2019年8月12日(八段語録3605)
段位の印


 修行を重ねて、有段者として初段を頂いたのは、昨日のようです。
黒帯が桐の箱に入って、大山総裁から頂いたことを思い出してしまいます。
認定証を頂いたのは、修行をして十年の歳月が流れた1983年3月20日でした。
当時は、極真年鑑五号が発行されていて、その黒帯メインページに私の名前が載っていたのでした。

さて、池袋の総本部で昇段審査に合格したのは、二十八歳の春でした。
黒帯には、金線が一本名前の下に刻まれていました。
いよいよ本当の修行に入ったという事で、本格的に全日本選手権大会に参戦するのです。
十年の歳月をかけて、初段を取ったという事は、暗に挫折の修行時代が長かったという事を意味していました。

それから、四十八年の歳月が流れて、九段の段位を頂くようになっているのですから、時の流れを感じてしまいます。
そして、世界に向けて認定証を出しているのですが、改名しているかのように、GIDOU MORI(義道 森)で認定しているのです。
自分でない自分という意味がアレンジされています。
あくまでも五十年に渡って修行してきた、私という名の刻銘という意味が強いのです。

その理由は、個人に繋がるという事ではなく、「修行を重ねた人」という意味があるのです。
世界中に広がっている極真会館手塚グループの父という気持ちが強いのです。
もちろん、手塚会長からの契約の継承者であるという事は言うまでもありません。
「わたしは、この契約を、わたしと道場生との間に、そして道場生の後の子孫との間に、代々にわたる永遠の契約として立てる」という意味に匹敵するのです。
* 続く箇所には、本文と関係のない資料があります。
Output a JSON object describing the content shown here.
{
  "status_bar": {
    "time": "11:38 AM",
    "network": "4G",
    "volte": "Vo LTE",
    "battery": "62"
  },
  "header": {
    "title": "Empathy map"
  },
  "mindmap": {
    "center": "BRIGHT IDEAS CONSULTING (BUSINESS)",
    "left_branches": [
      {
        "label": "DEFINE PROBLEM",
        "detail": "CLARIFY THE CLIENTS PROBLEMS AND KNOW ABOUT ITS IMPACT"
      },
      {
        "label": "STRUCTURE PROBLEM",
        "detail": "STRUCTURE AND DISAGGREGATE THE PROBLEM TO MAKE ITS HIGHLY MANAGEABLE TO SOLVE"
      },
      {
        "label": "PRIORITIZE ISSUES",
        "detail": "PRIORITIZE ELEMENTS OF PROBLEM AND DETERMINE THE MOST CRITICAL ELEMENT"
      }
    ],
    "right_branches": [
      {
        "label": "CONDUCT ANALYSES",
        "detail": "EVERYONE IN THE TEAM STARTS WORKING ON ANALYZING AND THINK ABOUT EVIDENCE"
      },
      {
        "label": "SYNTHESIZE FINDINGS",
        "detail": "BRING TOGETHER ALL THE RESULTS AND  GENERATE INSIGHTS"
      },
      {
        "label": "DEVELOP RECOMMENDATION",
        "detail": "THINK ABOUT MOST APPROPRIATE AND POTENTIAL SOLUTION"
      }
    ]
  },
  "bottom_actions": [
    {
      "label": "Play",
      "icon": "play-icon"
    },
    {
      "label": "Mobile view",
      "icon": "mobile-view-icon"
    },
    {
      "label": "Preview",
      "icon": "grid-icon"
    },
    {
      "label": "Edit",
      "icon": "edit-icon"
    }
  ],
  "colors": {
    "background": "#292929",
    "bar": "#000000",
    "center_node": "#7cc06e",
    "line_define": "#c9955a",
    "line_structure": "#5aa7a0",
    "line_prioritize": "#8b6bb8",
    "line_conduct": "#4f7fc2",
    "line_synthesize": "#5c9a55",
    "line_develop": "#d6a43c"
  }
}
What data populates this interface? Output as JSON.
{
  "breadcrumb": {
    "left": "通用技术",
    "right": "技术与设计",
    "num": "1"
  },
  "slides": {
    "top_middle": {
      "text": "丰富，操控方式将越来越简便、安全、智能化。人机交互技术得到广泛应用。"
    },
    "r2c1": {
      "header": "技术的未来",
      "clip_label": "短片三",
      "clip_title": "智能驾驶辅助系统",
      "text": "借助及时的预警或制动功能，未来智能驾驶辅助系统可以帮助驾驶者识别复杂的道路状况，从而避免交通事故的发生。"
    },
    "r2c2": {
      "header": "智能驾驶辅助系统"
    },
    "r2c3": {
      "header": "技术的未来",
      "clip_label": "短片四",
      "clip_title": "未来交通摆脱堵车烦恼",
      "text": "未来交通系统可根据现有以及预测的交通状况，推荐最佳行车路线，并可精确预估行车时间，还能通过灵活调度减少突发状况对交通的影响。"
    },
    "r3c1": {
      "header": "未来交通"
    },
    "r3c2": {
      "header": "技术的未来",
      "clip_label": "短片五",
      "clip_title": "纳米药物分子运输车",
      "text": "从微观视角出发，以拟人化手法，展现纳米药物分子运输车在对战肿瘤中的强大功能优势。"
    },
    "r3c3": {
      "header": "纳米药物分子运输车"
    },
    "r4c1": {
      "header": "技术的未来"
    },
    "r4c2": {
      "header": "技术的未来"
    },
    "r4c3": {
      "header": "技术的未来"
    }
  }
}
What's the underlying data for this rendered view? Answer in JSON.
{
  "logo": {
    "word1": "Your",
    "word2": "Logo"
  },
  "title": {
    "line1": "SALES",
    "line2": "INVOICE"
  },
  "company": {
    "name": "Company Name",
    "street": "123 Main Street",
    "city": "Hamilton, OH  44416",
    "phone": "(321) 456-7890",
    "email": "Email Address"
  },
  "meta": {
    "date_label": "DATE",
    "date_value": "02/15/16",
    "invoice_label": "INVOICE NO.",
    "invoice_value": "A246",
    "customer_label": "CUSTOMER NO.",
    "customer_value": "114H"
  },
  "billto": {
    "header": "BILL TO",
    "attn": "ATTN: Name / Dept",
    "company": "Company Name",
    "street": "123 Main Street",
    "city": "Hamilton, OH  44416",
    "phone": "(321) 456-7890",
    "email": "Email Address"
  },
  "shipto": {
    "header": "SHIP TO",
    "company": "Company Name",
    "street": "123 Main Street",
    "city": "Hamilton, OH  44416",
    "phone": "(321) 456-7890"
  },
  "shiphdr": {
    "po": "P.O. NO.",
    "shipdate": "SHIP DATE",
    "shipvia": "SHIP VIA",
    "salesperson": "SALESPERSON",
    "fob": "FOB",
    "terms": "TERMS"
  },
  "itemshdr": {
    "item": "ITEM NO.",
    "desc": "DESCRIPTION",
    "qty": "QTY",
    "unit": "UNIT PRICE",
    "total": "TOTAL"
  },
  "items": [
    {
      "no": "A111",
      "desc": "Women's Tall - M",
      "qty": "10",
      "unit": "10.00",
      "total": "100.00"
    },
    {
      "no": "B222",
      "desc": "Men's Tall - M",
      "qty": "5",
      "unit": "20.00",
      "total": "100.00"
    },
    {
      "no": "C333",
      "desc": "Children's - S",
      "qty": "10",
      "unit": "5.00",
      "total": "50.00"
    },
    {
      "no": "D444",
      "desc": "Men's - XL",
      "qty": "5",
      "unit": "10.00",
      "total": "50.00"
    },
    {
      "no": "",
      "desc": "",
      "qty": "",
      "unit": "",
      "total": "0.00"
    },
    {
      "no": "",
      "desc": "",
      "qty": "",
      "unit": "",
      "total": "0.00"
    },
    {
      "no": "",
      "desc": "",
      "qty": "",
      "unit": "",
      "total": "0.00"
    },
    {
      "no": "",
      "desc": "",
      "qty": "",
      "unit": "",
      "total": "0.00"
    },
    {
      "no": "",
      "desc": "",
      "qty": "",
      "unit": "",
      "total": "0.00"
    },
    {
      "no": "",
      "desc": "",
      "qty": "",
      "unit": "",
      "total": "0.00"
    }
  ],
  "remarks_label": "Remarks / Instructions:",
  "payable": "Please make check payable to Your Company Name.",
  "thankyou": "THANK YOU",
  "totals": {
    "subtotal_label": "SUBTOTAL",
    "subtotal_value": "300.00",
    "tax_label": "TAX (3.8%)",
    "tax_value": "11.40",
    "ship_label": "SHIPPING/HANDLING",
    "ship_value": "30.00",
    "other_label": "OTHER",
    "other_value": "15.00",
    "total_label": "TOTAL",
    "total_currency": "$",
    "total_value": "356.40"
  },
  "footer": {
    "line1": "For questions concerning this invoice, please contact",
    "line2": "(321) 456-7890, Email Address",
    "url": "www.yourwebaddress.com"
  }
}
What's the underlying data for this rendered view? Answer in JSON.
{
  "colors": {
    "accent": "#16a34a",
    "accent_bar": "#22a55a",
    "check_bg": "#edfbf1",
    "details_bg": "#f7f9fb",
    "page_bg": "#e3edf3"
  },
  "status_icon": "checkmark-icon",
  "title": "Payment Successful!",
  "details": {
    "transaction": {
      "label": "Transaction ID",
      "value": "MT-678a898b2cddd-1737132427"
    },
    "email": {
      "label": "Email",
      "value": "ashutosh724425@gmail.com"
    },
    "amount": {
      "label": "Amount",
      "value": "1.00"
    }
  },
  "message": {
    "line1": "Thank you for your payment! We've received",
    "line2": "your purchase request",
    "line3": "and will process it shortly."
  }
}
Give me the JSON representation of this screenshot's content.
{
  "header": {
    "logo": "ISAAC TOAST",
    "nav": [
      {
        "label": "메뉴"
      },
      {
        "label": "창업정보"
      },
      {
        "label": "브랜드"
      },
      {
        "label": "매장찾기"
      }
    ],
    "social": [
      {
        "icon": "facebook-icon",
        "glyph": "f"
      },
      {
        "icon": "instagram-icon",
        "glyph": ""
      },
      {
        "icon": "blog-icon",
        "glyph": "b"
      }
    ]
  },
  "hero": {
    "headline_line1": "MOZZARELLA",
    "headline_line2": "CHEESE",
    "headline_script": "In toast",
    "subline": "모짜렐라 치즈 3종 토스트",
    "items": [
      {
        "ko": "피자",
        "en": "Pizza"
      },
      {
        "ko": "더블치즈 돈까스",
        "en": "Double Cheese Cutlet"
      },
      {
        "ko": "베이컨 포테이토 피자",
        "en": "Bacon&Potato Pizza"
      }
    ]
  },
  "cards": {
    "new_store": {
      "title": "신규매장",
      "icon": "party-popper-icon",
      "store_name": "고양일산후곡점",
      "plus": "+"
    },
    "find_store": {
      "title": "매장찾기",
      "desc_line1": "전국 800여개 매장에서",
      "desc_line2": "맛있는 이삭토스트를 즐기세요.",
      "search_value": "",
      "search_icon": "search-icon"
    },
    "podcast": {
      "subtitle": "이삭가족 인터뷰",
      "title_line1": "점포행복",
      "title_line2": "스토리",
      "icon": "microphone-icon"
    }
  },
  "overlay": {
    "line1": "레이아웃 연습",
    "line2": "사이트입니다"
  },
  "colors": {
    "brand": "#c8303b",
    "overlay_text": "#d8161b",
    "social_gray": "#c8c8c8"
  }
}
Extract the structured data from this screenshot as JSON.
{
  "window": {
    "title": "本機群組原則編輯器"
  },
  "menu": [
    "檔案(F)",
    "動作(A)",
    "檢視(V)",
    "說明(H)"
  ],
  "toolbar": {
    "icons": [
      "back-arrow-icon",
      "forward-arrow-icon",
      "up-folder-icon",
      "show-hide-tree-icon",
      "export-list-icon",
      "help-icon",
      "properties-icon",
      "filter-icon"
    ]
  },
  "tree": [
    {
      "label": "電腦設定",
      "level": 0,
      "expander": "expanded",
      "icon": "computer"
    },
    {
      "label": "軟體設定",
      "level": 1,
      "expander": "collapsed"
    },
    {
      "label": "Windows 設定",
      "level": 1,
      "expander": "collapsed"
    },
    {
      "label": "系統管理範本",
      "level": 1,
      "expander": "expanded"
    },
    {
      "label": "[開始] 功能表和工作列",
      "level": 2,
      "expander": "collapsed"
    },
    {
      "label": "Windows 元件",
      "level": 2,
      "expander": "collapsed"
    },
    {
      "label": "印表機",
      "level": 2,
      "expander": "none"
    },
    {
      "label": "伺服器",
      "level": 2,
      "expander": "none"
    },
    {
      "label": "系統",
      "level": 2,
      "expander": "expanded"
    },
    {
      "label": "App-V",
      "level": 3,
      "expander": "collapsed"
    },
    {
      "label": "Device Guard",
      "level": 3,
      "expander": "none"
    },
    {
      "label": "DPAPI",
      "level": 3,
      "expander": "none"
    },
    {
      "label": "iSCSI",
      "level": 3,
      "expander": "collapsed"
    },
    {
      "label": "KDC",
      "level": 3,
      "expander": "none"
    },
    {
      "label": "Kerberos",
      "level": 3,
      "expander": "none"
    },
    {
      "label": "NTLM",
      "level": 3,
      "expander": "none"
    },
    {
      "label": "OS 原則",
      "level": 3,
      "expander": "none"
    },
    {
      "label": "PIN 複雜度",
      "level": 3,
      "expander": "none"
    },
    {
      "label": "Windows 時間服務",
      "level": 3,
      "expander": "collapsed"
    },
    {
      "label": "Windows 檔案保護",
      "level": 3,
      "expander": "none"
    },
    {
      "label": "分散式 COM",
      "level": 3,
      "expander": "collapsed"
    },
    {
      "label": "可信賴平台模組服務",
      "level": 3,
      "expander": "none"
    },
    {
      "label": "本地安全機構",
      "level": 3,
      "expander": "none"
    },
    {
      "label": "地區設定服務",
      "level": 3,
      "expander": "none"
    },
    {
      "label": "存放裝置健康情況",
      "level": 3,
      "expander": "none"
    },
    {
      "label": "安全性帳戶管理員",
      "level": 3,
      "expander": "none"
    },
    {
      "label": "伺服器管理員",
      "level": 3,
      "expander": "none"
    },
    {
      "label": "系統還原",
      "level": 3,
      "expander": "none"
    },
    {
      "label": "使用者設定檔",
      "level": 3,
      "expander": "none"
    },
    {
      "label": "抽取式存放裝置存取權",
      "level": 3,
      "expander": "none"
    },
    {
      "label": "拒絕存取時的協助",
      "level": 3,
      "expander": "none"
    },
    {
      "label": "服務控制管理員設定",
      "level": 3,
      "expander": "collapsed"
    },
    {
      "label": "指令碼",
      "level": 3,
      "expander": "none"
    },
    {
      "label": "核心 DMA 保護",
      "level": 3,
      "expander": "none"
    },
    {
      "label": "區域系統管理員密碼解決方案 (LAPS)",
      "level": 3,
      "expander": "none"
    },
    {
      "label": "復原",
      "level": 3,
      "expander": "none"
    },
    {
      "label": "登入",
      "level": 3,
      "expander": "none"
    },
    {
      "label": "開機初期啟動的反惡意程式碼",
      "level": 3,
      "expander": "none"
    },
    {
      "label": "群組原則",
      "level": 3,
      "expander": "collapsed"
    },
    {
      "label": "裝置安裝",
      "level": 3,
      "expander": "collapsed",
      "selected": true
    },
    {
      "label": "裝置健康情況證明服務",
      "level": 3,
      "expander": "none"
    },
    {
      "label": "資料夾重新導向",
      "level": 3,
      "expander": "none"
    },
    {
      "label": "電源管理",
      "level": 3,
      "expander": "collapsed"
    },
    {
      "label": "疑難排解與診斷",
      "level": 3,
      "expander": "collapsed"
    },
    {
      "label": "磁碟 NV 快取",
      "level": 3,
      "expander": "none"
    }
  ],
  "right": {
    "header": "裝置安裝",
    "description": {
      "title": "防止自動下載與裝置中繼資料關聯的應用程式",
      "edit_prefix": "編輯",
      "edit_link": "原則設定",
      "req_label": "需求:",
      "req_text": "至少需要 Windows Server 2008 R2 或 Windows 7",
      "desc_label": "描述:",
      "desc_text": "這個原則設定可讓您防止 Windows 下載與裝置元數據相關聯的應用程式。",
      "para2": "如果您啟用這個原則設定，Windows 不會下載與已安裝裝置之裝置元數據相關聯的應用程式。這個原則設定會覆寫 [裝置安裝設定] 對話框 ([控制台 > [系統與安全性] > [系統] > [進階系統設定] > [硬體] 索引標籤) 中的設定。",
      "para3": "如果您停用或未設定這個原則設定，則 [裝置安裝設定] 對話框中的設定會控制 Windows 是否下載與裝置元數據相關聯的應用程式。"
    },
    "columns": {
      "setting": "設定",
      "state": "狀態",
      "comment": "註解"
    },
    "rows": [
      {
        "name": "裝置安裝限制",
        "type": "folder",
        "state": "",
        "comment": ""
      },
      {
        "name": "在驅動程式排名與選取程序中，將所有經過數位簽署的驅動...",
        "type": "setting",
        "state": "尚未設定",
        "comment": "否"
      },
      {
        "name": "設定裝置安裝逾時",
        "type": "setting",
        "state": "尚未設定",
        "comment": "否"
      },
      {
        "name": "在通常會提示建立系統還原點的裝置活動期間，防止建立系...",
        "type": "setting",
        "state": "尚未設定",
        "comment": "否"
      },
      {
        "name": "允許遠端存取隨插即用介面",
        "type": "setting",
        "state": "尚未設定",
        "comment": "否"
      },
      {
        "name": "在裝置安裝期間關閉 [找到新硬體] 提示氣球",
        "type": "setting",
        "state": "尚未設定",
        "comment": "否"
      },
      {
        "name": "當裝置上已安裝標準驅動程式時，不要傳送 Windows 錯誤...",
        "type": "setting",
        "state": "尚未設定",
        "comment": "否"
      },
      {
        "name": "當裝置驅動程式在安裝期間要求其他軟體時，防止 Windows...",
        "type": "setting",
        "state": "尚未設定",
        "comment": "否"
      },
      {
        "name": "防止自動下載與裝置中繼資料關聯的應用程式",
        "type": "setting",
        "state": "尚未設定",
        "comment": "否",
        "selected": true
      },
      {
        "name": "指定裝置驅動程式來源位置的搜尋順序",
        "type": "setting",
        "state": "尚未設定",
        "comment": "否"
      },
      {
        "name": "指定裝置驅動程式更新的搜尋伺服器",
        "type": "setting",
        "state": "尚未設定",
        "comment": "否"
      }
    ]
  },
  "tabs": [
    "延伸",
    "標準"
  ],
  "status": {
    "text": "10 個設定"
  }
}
当然、裏切っていく輩もいるという事は百も承知なのです。
手塚グループは、この段位を持って、権威としてこのグループに責任を持つ人として認定しているのです。
もちろん、段位を認定する側の私は、無条件に認定するという事なのです。
後の事は、本人の修行の姿勢によると思っているのです。

当然、認定書を出すからには、良き応答を期待しているのですが、それは未知数です。
その応答がなくても、その認定書は破棄されるものではないのです。
しかしながら、認定書を出したという事は、信頼の応答を願っているのです。
それが、黒帯の印というものです。